1. **Basic functionality**. Most of our codebase is devoted to analyzing SHAP values. To set it up, install the required packages with the following line in a Python or Conda virtual environment:
   
   ```bash
   pip install -r requirements.txt
   ```
2. **Optional: Enable LIME functionality**  
   * Install the [S-LIME](https://github.com/ZhengzeZhou/slime) package by Zhenghe Zhou.  
   * Replace the `slime/slime/lime_tabular.py` file in the S-LIME package with the version provided in this repository. Our sole modification has the `slime()` function also output a Boolean flag indicating whether the algorithm converged within the specified sample budget.  
   * Navigate to the S-LIME package directory, where `setup.py` is located. In the same environment, install the package:
    ```bash
    pip install .
    ```
## Key Components and Functions

The `HelperFiles/` directory contains functions for our methodology, experiments, and analysis.

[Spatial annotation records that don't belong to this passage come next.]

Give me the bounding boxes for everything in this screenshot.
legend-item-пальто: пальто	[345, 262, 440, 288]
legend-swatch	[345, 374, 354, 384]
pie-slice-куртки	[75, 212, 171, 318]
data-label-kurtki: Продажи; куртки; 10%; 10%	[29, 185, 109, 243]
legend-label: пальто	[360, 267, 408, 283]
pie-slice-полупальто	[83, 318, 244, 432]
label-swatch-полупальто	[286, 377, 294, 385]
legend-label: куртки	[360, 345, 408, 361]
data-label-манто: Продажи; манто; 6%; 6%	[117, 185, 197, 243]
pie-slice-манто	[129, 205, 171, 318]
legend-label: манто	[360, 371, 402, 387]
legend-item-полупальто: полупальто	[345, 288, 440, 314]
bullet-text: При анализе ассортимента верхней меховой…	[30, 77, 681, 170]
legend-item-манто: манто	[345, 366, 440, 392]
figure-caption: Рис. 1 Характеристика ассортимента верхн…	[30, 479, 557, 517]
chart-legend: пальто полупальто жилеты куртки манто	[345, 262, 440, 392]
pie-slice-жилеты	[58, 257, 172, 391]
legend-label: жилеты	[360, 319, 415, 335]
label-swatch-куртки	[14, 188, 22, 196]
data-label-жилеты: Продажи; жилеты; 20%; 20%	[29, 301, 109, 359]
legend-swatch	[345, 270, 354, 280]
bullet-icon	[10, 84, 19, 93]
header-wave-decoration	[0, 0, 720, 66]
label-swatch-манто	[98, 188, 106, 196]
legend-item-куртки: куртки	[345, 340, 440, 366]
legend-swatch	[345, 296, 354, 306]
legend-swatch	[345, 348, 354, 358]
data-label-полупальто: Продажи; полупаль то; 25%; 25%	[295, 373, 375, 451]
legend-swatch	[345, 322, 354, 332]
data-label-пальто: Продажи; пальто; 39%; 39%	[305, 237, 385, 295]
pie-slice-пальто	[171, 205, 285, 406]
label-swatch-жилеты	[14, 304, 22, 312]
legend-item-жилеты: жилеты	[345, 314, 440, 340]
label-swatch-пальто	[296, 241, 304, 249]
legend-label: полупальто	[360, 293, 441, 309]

### Retrospective Analysis

- **Estimate Shapley Values:**
  - Use `shapley_sampling()` or `kernelshap()` in `retrospective.py` to estimate SHAP values via Shapley Sampling or KernelSHAP.
- **Verify Rankings (Procedure 1):**
  - Validate the ranks of observed SHAP Values - or any variable importance measures, for that matter - using the `find_num_verified()` function in `helper.py`.
- **Assess Top-K Stability (Procedure 2):**
  - Evaluate the stability of the top-K set using the `test_top_k_set()` function, also in `helper.py`.
    
### Top-K Sampling Algorithms

The repository includes two algorithms for evaluating feature importance rankings and sets: **SPRT-SHAP** and **StableSHAP**. Both are implemented in `top_k.py`:  
  - Use the `sprtshap()` and `stableshap()` functions to apply these methods.  
  - The parameter *guarantee* determines whether the algorithm focuses on ranking stability or set stability.

## Usage and Examples

For detailed examples of the provided functions on real-world data, refer to the `vignette.ipynb` notebook. This vignette performs ranking and set stability analysis in both the retrospective and algorithmic cases. 
  - Retrospective analysis with Shapley Sampling and KernelSHAP.
  - Top-K algorithms with SPRT-SHAP on KernelSHAP, StableSHAP on Shapley Sampling, and our application of S-LIME.